I’ve spent some time over the last couple of days wrangling with Dreamweaver. I started to write up what Dreamweaver is, and what its alternatives are, and why those pieces of information are pertinent to the story. But then I realized that, if I have to explain these things, you’re not really going to get the story, which is ok. Not everybody has to get every story. Instead, the story shall stand on its own.

Once, a long long time ago, back when the Internet was in its infancy, a smart young man foolishly took me under his somewhat drunken wing and decided to give me a leg up in the world of web development. I was given the task of writing a simple web page – the HTML equivalent of “Hello World” – and to have it ready for his review the following morning. I did a couple of gopher searches, poked around at the newly-released Netscape Navigator web browser, and soon had a page ready.

The next morning came around, and my mentor came in and directed me to produce what I came up with.

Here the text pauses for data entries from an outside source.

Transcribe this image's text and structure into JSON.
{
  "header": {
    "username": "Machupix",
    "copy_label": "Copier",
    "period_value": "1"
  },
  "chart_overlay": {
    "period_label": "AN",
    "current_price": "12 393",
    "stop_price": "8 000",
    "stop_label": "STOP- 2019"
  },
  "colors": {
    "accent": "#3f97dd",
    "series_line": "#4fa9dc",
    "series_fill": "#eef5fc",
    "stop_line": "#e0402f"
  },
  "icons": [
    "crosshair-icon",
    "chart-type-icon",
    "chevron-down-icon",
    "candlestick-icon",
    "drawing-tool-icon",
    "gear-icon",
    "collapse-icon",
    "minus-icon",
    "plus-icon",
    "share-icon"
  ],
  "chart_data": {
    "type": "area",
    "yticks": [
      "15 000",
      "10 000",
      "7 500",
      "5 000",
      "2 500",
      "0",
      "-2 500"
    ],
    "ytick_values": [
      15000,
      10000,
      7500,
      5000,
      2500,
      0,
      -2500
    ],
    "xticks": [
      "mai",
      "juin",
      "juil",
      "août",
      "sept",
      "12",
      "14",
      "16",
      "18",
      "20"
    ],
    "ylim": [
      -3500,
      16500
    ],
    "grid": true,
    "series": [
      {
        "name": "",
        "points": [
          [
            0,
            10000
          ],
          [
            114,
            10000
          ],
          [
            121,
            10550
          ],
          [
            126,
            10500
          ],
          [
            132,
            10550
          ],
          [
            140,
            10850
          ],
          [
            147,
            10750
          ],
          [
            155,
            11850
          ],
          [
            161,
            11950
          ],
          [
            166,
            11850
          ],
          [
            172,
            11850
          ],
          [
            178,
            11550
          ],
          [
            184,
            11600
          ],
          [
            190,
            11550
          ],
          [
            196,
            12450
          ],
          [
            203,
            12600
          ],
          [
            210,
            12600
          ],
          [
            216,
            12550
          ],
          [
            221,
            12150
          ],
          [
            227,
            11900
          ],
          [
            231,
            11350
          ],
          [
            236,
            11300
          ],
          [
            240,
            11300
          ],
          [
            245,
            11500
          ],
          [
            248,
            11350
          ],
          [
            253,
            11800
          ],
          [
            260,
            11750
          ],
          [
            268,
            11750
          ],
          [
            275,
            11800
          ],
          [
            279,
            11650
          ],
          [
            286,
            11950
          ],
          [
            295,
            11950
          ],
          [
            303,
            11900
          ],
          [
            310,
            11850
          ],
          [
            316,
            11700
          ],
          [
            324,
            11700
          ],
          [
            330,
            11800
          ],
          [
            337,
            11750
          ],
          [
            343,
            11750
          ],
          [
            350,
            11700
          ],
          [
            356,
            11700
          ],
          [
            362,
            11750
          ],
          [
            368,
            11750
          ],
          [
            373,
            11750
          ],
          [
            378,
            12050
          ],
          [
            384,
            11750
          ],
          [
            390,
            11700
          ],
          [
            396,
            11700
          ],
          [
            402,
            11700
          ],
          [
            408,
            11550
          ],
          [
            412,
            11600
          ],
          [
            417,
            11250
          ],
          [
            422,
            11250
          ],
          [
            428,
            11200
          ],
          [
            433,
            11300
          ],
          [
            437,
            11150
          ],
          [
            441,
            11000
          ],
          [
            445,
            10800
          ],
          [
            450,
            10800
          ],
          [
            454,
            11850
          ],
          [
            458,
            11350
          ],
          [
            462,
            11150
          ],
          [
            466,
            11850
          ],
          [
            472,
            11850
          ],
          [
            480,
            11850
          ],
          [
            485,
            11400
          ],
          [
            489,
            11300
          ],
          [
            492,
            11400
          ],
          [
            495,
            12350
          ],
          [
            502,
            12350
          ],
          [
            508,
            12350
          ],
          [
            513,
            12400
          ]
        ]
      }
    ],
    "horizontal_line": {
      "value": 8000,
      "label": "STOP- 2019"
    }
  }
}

I opened the aforementioned Netscape, and displayed my page. The mentor took a quick look and deemed it worthwhile, and then told me to change a couple of things. Confident in what I’d learned the night before, I launched the “web editor” portion of the application. As it was loading, I suddenly felt a sharp rap on the top of my head.

“You will not use web editors,” said my mentor.

“Why?” I asked, rubbing the top of my head.

“Because if you’re just dragging pieces, clicking around like a monkey, you don’t know the code. If you don’t know the code, then you don’t know how it works together. If you don’t know how it works together, you don’t actually know it at all, and you’re a hack. Know your code.”

I’ve made a couple of recent forays into the world of graphical web site creators and editors, and every single time, I’ve reverted back to editing the code directly (when possible) or longing for the ability to do so. That five minute conversation has probably done more to shape the way I think of web page development (and later, actually programming) than anything else.

Oh yeah. And I’ve ditched Dreamweaver.